1 Anzeige wegen Körper(Augen)verletzung durch eine Wasserwerfereinheit
2 Anzeigen wegen Freiheitsberaubung, weil Gefangene trotz richterlicher Freilassungsanordnung länger eingesperrt blieben
1 Anzeige wegen Körperverletzung einer Journalistin
1 Anzeige wegen zu langer Haft, da der Verhaftete vor Gericht freigesprochen wurde
7 Anzeigen wegen Unterschlagung (von sichergestellten Sachen)
1 Anzeige wegen Körperverletzung und Freiheitsberaubung im Zuge einer Personenkontrolle in Vorderbollhagen
1 Strafanzeige wegen Mißhandlung

Fortsetzungsfeststellungsklagen auf Feststellung der Rechtswidrigkeit von Polizeieinsätzen Fortsetzungsfeststellungsklagen richten sich gegen
* Beschlagnahme von Geld (Polizisten eignen sich 50 Euro von einem Demonstranten an)

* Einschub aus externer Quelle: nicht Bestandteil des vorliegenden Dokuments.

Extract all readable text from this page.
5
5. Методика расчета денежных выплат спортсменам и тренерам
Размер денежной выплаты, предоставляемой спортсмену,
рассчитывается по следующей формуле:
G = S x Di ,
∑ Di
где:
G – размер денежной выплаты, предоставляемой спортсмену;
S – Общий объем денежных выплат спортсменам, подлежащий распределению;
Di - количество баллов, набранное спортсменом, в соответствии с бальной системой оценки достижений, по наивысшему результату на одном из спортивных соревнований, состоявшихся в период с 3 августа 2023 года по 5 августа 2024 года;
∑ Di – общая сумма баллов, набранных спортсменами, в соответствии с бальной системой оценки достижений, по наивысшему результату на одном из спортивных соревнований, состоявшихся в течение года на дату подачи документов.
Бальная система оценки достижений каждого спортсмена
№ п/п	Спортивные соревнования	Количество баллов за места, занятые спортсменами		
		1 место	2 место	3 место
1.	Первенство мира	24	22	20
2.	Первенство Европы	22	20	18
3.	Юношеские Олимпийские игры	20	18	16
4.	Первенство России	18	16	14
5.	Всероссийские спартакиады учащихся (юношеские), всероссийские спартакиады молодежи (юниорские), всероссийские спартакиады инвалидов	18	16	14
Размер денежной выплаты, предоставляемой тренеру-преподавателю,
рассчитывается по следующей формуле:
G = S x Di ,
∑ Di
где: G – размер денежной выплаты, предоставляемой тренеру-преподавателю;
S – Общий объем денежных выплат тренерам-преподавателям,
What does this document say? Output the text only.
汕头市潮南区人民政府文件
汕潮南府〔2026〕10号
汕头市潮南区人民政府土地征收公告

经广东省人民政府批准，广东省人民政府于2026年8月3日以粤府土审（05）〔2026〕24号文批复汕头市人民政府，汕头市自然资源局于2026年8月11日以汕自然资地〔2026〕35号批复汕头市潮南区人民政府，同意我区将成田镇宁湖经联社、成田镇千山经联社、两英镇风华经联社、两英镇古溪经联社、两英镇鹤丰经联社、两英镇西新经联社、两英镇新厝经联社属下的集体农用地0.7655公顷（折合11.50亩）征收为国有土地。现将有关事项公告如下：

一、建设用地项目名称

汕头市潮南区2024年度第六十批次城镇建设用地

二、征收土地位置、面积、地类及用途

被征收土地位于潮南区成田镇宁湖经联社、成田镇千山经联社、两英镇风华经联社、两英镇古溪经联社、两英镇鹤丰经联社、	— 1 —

* von der Einbehaltung von Funkgeräten des Campschutzes Rostock
* 3 mal von sexueller Demütigung durch die Polizei im Gewahrsam
* Unterbringung der Gefangenen in Käfigen
* mehr als 9 mal Freiheitsberaubung im Zuge der Massenfestnahme im Wichmannsdorfer Wald.